Malaysian law professor charged in crackdown on dissent

Malaysian prosecutors charged a high-profile law professor with sedition on Tuesday for an opinion he voiced on a political crisis that occurred five years ago.

(Reuters) – Malaysian prosecutors charged a high-profile law professor with sedition on Tuesday for an opinion he voiced on a political crisis that occurred five years ago, extending a recent crackdown on dissent from opposition politicians to academia.

Lawyers said the charge against Azmi Sharom, a lecturer at the University of Malaya in Kuala Lumpur and who writes a regular newspaper column, could have a chilling effect on freedom of speech as the government wavers on its pledges to expand civil liberties.

Four opposition politicians have been charged and another convicted this year under the Sedition Act, a relic of the British colonial era intended to keep a tight lid on racial tensions and social unrest in the multi-ethnic country. Four sedition charges have been pressed in the past nine days.

“There clearly now appears to be an attempt to create an environment of fear and self-censorship such that people now no longer take it upon themselves to comment on what is going on,” said Andrew Khoo, co-chairperson of the Malaysian Bar Council’s human rights committee.

Khoo and Azmi’s lawyer Gobind Singh said they could not recall the last time an academic was charged under the 1948 law.

Prime Minister Najib Razak pledged in 2011 that the law, which criminalizes speech with an undefined “seditious tendency” against the government or which could upset racial harmony, would be repealed and replaced by new legislation.

Three years later, after a weak election result for the government last year that fanned racial divisions and emboldened conservatives in Najib’s long-ruling party, the proposed new National Harmony Bill remains far from being passed into law.

Critics say Najib has caved in to calls from within his majority ethnic Malay party to get tougher on the opposition, which has gained in the past two elections, and on online news sites that carry strong criticism of government policies.

The flurry of sedition charges comes six months after opposition leader Anwar Ibrahim was convicted of sodomy and sentenced to five years in jail, in what rights groups said was a politically motivated case aimed at ending his career.

The government says the new bill is taking time because of extensive consultations with civil society groups and that it expects to present a draft to parliament by the end of 2015.

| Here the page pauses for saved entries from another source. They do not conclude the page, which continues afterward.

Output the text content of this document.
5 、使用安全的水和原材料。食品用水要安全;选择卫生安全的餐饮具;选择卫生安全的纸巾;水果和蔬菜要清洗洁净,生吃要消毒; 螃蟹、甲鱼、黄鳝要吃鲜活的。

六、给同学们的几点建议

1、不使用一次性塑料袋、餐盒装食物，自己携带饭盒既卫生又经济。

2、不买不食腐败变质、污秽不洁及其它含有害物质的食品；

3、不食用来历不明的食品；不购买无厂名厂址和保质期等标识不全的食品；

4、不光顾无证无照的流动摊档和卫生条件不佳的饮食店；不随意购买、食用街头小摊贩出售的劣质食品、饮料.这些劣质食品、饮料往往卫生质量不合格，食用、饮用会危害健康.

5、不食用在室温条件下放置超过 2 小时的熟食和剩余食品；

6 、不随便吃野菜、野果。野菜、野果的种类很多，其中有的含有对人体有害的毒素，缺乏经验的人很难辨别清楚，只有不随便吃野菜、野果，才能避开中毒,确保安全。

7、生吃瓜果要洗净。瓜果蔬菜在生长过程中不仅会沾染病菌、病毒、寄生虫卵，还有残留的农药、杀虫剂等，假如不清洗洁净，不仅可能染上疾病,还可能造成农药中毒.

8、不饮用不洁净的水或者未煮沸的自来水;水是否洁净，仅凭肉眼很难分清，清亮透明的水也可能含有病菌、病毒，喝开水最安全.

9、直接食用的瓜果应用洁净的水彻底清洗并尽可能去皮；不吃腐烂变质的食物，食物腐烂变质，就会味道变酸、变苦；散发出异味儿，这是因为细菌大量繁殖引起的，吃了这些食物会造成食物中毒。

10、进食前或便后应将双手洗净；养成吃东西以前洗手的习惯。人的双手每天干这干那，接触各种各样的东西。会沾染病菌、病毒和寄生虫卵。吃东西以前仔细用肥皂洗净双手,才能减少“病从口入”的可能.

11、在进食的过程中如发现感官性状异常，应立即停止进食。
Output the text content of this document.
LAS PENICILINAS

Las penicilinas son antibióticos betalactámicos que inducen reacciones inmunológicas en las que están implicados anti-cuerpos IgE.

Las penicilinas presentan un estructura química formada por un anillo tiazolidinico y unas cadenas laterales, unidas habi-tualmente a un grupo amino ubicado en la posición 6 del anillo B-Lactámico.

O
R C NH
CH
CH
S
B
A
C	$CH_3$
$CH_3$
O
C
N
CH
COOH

“Like other countries, we are working to find the right balance between freedom of speech and national harmony in the age of online media,” a government spokesperson said last week.

FADING PROMISE

Najib made civil liberties reform a hallmark of his leadership after becoming prime minister in 2009, saying Malaysia needed to adapt to the modern era. His government repealed the draconian Internal Security Act, but human rights groups have said that the replacement legislation is in some ways just as repressive as the old law. Detention without trial powers were restored under a penal code amendment last year.

Azmi, a ponytailed British-educated academic, has been a commentator on legal and political issues in Malaysia for years. He pleaded not guilty and requested a trial on the charge, which carries a maximum penalty of a 5,000 ringgit ($1,600) fine or three years in prison or both.

The charge against him relates to an Aug. 14 article on the Malay Mail Online site in which he was quoted as saying that the collapse of an opposition state government in 2009 was “legally wrong” and resulted from a “secret meeting”.

The opposition has long disputed the role played in that crisis by the Perak state sultan, who declined an opposition request to dissolve the state assembly for fresh elections and accepted a new government led by the ruling party. A senior opposition politician, the late Karpal Singh, was convicted in February for his comments on the Perak crisis.

Azmi said in a statement after posting bail that he was shocked by the charge, adding that his comments had been based on established case law and democratic principles.

“They were given in my capacity as a law lecturer of 24 years standing,” he said.

Singh, Azmi’s lawyer, said more sedition charges would likely be laid in the coming weeks. At least two other opposition members of parliament are being investigated for remarks they made.

“We have not seen the last of it and there are going to be many others,” he said.